Basically Im using docker to have access to rhel libraries for certain applications and I am using nvidia runtime for cuda support and hardware acceleration. I am using docker ce version, not moby-engine.
Unfortunately I mosty work with Debian based systems so I have less experience with Centos and Fedora. As I mentioned I would not do anything in a container that tries to change any kernel parameter or module for the container only, since you have only one kernel. You can use a container to to run a script that can change the parameters for the host.
I don’t know why only some distributions break your selinux on the host. Maybe because different distributions have different libraries sending different syscalls to the kernel.
For example you can run systemd in a container but running systemd inside a container can break the GUI on your host if that containerized systemd is not configured properly for containers. Systemd is also very close to the kernel as it is the first process on top of it.
If you need help to configure SELinux properly, I am afraid you need to wait for someone else.
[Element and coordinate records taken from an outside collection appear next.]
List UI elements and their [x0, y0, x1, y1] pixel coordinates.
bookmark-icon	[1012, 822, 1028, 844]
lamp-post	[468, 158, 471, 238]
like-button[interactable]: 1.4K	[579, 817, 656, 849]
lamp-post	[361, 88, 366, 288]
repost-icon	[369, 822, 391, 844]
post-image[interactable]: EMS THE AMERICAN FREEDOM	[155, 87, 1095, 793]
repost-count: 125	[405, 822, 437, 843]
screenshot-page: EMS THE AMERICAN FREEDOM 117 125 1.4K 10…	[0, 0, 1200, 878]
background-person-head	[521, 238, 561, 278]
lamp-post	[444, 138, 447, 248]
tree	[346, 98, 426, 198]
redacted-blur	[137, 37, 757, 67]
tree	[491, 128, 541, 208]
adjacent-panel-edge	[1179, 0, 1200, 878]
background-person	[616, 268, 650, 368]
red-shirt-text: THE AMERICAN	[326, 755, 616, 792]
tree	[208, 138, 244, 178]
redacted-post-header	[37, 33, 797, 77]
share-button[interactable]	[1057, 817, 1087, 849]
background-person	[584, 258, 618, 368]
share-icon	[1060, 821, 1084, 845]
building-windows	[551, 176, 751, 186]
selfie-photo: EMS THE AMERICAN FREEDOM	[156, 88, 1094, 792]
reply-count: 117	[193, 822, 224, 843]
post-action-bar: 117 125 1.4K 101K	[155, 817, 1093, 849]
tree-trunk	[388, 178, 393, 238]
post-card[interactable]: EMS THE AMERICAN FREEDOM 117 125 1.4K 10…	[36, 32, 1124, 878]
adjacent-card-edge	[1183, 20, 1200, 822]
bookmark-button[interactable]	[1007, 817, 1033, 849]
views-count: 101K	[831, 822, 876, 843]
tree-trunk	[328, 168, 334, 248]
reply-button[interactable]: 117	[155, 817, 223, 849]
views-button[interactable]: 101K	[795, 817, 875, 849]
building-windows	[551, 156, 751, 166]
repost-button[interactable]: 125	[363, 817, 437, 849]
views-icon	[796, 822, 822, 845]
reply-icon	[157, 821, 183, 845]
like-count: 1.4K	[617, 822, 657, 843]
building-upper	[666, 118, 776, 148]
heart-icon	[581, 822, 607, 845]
Is running any pocess on your host is insecure? If you just share the network namespace between the host and the container that allows the process to listen on the host’s ip addresses. If you know what ports the app is listening on, you can configure a firewall if you need to. It depends on what the application is, what is it for and what your infrastucture is.
I guess X11 can be configured differently on different distributions but I rarely need to configure it in containers, although I have done it, but I don’t remember what I have done exactly. If you need help with that, I think it would be better to open a new topic and leave a link here so that conversation would not be lost in SELinux-related topic and someone emay notice the title of the topic and helps you faster.